WE have sketched, elsewhere, the elements of the beautiful in a tree. Let us glance for a few moments at the beautiful in ground.

We may have readers who think themselves not devoid of some taste for nature, but who have never thought of looking for beauty in the mere surface of the earth, whether in a natural landscape, or in ornamental grounds. Their idea of beauty is, for the most part, attached to the foliage and verdure, the streams of water, the high hills and the deep valleys, that make up the landscape. A meadow is to them but a meadow, and a ploughed field is but the same thing in a rough state. And yet there is a great and enduring interest, to a refined and artistic eye, in the mere surface of the ground. There is a sense of pleasure awakened by the pleasing lines into which yonder sloping bank of turf steals away from the eye, and a sense of ugliness and harshness, by the raw and broken outline of the abandoned quarry on the hillside, which hardly any one can be so obtuse as not to see and feel. Yet the finer gradations are nearly overlooked, and the charm of beautiful surface in a lawn is seldom or never considered in selecting a new site or improving an old one.

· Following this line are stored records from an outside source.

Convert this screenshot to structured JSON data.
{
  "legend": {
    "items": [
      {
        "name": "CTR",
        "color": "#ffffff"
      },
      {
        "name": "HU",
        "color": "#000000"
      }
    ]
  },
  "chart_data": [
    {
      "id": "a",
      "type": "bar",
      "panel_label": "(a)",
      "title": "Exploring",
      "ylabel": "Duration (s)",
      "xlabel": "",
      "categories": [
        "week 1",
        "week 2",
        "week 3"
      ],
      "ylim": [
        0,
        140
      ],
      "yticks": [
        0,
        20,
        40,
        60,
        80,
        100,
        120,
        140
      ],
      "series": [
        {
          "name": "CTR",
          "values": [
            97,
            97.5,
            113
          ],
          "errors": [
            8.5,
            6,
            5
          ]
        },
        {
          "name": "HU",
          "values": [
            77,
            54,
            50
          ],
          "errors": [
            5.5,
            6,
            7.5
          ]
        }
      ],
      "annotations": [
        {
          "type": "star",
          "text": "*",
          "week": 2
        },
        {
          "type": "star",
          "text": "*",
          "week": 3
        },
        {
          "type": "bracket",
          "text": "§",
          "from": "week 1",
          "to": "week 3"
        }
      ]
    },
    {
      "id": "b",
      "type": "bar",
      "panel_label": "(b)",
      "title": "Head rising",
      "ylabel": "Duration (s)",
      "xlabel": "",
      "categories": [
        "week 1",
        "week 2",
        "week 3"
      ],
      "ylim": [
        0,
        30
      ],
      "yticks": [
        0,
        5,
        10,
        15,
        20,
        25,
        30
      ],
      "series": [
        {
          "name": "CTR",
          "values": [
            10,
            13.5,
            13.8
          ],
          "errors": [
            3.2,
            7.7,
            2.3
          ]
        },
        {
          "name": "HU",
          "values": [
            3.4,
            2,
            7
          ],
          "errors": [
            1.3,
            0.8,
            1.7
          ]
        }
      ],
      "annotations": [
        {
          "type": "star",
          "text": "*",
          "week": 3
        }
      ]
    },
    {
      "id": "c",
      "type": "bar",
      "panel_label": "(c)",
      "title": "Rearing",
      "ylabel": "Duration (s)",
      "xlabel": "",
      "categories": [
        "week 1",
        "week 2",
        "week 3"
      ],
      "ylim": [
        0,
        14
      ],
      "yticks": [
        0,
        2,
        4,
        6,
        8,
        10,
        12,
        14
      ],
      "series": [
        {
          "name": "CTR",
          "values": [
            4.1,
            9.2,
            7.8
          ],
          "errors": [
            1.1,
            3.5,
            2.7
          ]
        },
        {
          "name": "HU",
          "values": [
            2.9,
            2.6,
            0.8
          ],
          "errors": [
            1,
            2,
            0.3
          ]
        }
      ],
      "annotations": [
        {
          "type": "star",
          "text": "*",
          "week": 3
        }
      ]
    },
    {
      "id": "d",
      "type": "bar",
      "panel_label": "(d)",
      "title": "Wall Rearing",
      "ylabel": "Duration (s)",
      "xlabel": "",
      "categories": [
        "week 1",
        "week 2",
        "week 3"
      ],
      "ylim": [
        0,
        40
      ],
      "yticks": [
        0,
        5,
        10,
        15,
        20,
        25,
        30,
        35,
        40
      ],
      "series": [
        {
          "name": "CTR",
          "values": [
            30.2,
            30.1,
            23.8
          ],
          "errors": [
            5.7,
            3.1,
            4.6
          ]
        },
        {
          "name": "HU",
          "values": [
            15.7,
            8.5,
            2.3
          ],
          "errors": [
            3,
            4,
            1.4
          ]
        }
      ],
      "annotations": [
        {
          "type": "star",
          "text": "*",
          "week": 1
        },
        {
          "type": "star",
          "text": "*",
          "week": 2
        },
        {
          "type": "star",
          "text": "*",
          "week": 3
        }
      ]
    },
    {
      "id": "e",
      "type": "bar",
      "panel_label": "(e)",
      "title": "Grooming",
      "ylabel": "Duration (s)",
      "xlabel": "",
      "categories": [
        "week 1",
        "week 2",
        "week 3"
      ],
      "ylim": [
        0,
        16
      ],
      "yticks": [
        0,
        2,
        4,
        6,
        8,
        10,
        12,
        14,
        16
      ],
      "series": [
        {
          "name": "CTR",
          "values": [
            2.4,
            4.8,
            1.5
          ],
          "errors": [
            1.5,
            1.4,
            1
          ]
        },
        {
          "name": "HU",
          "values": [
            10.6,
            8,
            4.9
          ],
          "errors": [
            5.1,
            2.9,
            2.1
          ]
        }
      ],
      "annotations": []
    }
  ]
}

We believe artists and men of taste have agreed that all forms of acknowledged beauty are composed of curved lines; and we may add to this, that the more gentle and gradual the curves, or rather the farther they are removed from those hard and forcible lines which denote violence, the more beautiful are they. The principle applies as well to the surface of the earth as to other objects. The most beautiful shape in ground is that where one undulation melts gradually and insensibly into another. Every one who has observed scenery where the foregrounds were remarkable for beauty, must have been struck by this prevalence of curved lines; and every landscape gardener well knows that no grassy surface is so captivating to the eye, as one where these gentle swells and undulations rise and melt away gradually into one another. Some poet, happy in his fancy, has called such bits of grassy slopes and swells, "earth's smiles;" and when the effect of the beauty and form of outline is heightened by the pleasing gradation of light and shade, caused by the sun's light, variously reflected by such undulations of lawn, the simile seems strikingly appropriate.

With every change of position the outlines vary, and the lights and shades vary with them, so that the eye is doubly pleased by the beauty of form and chiaro-oscuro, in a lawn with gracefully undulating surface.

* Original date of March, 1852.

A flat or level surface is considered beautiful by many persons, though it has no beauty in itself. It is, in fact, chiefly valued because it evinces art. Though there is no positive beauty in a straight or level line, it is often interesting as expressive of power, and we feel as much awed by the boundless prairie or desert, as by the lofty snow-capped hill. On a smaller scale, a level surface is sometimes agreeable in the midst of a rude and wild country by way of contrast, as a small, level garden in the Alps will sometimes attract one astonishingly, that would be passed by, unnoticed, in the midst of a flat and cultivated country.

Hence, as there are a thousand men who value power, where there is one who can feel beauty, we see all ignorant persons who set about embellishing their pleasure-grounds, or even the site for a home, immediately commence levelling the surface. Once brought to this level, improvement can go no further, according to their views, since to subjugate or level, is the whole aim of man's ambition. Once levelled, you may give to grounds, or even to a whole landscape, according to their theory, as much beauty as you like. It is only a question of expense.

This is a fearful fallacy, however; fearful, oftentimes, to both the eye and the purse. If a dead level were the thing needful to constitute beauty of surface, then all Holland would be the Arcadia of landscape painters; and while Claude, condemned to tame Italy, would have painted the interior of inns, and groups of boors drinking (vide the Dutch School of art), Teniers, living in the dead level of his beautiful nature, would have bequeathed to the world pictures of his native land, full of the loveliness of meadows smooth as a carpet, or enlivened only by pollard willows and stagnant canals. It is not the less fearful to see, as we have often seen in this country, where new places are continually made, a finely varied outline of ground utterly spoiled by being graded for the mansion and its surrounding lawn, at an expense which would have curved all the walks, and filled the grounds with the finest trees and shrubs, if their surface had been left nearly or quite as nature formed it. Not much better, or even far worse, is the foolish fancy many persons have of terracing every piece of sloping ground, as a mere matter of ornament, where no terrace is needed.

It may be pretty safely said that a terrace is always ugly unless it is on a large scale and is treated with dignity so as to become part of the building itself, or more properly be supposed to belong to it than to the grounds, like the fine, architectural terraces which surround the old English mansions. But little gardens thrown up into terraces, are devoid of all beauty whatever, though they may often be rendered more useful or available in this way.